Abschiedsbrief von "Wonti" an Udo Lattek
„Lieber Udo,
dieser Sonntag wird für mich kein schöner sein. Denn es ist der erste in meinem Leben, an dem Du nicht mehr da bist.
Und irgendwie bin ich ganz froh, dass ich heute unseren Doppelpass mal nicht moderieren werde. Eine Sendung ohne Dich im Studio oder ohne zu wissen, dass Du vorm Fernseher voller Leidenschaft zuschaust – das ist ein Gedanke, an den ich mich erst einmal gewöhnen muss.
Über 7 Jahre waren wir kongeniale Partner. Jeden Sonntag hast Du mich mitgenommen ins Innenleben der Bundesliga, das Du kanntest wie kein anderer.
Udo, Du warst für mich viel mehr als ein Experte. Du warst für mich mehr als eine Trainer-Legende. Für mich warst Du ein Freund, ein väterlicher Freund! Und das wirst Du auch immer bleiben.Versprochen!
Ich erinnere mich noch genau an unsere ersten Doppelpass-Sendungen. Wir kannten uns zwar schon seit Jahrzehnten aus der Fußball-Welt, aber die neue Konstellation war dann doch eine besondere: Du der Experte, ich der Moderator – wir waren plötzlich ein Team. Aber wir waren eben auch echte Dickköpfe. So wie wir Jungs mit ostpreußischen Wurzeln manchmal sind.

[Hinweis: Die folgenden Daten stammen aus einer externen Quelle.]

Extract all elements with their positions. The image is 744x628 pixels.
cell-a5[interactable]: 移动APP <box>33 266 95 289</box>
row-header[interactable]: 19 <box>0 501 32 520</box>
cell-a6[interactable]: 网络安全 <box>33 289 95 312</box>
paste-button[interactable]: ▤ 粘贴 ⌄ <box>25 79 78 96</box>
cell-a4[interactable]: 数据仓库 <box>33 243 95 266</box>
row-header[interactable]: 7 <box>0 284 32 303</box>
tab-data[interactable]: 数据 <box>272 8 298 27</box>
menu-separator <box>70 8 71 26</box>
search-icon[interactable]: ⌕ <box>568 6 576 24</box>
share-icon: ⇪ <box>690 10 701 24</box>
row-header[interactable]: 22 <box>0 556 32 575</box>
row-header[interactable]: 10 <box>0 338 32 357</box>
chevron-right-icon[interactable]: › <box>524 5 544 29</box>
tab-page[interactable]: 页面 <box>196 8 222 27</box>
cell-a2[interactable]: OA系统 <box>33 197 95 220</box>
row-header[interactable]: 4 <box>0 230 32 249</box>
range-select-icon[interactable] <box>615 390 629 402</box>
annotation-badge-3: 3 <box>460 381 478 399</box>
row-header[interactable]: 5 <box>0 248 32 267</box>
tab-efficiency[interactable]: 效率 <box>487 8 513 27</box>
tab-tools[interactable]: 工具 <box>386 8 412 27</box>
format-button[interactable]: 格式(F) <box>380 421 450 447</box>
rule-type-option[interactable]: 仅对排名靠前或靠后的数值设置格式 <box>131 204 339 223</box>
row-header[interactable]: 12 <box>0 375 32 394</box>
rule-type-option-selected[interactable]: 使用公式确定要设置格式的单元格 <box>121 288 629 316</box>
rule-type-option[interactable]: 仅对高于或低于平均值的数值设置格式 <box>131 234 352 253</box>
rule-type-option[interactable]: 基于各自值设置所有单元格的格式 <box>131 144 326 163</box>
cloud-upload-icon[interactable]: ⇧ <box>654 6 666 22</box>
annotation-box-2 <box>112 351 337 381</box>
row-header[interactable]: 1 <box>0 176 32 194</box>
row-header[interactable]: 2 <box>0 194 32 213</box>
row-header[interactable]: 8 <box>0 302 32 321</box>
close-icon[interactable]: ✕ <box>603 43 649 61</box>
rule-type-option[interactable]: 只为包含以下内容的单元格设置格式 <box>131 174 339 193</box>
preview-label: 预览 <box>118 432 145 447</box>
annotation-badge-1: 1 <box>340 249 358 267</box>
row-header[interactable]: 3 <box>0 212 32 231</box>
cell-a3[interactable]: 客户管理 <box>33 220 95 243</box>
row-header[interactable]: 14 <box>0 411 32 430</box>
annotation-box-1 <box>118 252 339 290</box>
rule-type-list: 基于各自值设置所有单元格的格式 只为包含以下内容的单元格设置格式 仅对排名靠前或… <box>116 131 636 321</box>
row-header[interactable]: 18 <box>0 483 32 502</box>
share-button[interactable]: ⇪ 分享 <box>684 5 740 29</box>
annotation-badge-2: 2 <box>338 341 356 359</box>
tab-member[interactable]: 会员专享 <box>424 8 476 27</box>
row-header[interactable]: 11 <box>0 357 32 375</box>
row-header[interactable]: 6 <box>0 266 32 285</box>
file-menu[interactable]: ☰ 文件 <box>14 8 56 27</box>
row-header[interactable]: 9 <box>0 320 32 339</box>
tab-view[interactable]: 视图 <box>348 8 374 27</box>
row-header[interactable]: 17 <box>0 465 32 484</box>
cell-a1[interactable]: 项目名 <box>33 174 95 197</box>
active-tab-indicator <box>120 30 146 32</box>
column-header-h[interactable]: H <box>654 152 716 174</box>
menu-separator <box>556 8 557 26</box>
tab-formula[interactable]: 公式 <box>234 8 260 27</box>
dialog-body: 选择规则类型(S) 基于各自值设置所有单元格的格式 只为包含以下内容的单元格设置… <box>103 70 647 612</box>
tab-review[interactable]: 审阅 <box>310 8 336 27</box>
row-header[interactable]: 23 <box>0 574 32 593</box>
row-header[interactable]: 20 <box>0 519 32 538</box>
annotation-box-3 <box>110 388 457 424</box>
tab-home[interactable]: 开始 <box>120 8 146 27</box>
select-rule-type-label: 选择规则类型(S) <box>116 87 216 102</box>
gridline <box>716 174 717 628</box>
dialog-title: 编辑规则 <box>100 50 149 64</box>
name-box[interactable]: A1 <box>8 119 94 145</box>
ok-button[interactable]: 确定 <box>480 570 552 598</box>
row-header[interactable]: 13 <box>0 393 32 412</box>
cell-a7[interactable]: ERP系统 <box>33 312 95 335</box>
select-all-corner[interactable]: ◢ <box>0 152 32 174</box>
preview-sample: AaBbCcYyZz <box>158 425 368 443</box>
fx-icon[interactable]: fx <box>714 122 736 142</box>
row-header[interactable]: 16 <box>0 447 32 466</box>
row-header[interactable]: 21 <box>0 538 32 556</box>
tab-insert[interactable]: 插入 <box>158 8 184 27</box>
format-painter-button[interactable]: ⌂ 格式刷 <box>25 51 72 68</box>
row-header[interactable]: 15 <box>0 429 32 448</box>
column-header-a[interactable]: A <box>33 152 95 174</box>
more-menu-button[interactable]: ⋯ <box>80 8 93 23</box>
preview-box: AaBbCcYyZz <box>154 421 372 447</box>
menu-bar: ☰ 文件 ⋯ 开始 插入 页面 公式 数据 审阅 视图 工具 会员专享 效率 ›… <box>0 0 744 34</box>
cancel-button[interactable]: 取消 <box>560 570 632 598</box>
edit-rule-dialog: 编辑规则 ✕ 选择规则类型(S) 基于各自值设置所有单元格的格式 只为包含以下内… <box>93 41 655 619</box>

Am Anfang haben wir uns argwöhnisch beäugt wie zwei Wölfe, die es auf dieselbe Beute abgesehen haben – bis wir merkten, dass man diese Beute auch teilen kann.
Ganz ehrlich, Udo, Du hast polarisiert wie kaum ein anderer, aber das war Dir egal. Denn „Everybody’s Darling“ wolltest Du nie sein. Sondern ein Mensch mit Rückgrat. Dafür habe ich Dich geliebt!
Wenn es um die Wahrheit ging, dann hast Du selbst alte Weggefährten nicht geschont. Uli Hoeneß, Gerhard Mayer-Vorfelder – in der Sendung haben sich alle Großen des Fußballs mal eine verbale Watschn von Dir abgeholt. Du hast Dich nie verbiegen lassen. Niemals! Selbst wenn dadurch im Extremfall eine Freundschaft auf den Prüfstand kam, hast Du eine klare Meinung gehabt und Dich nie beirren lassen. Du warst ein Kumpel, dem Kumpanei zuwider war. Das hat Dich einzigartig gemacht.
Wenn in der Sendung mal eine Diskussion verflachte oder in die falsche Richtung ging, hast Du mir ein kleines Zeichen gegeben. Du hast den Zeigefinger Deiner linken Hand, die stets auf der Stuhllehne ruhte, ganz leicht angehoben. Ich habe es im Augenwinkel gesehen – und ich wusste: Jetzt spielen wir zwei gleich unseren persönlichen Doppelpass. Ich werde Dir eine Frage stellen, und Du wirst es danach in der Runde krachen lassen...
Deine andere Seite, die nur wenige kennen. Der sensible Mann mit dem großen Herzen. Nie werde ich vergessen, wie Du mir in einer stillen Stunde über den Tod Deines Sohnes erzählt hast, und wie sehr Dir die Trauerarbeit über Jahrzehnte zugesetzt hat.
Und immer werde ich Dir dafür dankbar sein, wie Du die Hand schützend über mich gehalten hast. Du weißt schon: meine Assauer-Schelte. Ohne Deinen persönlichen Einsatz wäre mir mein Blackout beruflich zum Verhängnis geworden.
Du warst ein Poltergeist, in dem eine verdammt verletzliche Seele wohnte. Raue Schale, weicher Kern. Für diesen Satz hättest Du zwar gnadenlos die Einzahlung ins Phrasenschwein gefordert, aber dieser Satz erklärt Dich nun mal am besten.
Und nun marschiere los und mische die da oben im Himmel auf. Mach’s gut, mein väterlicher Freund!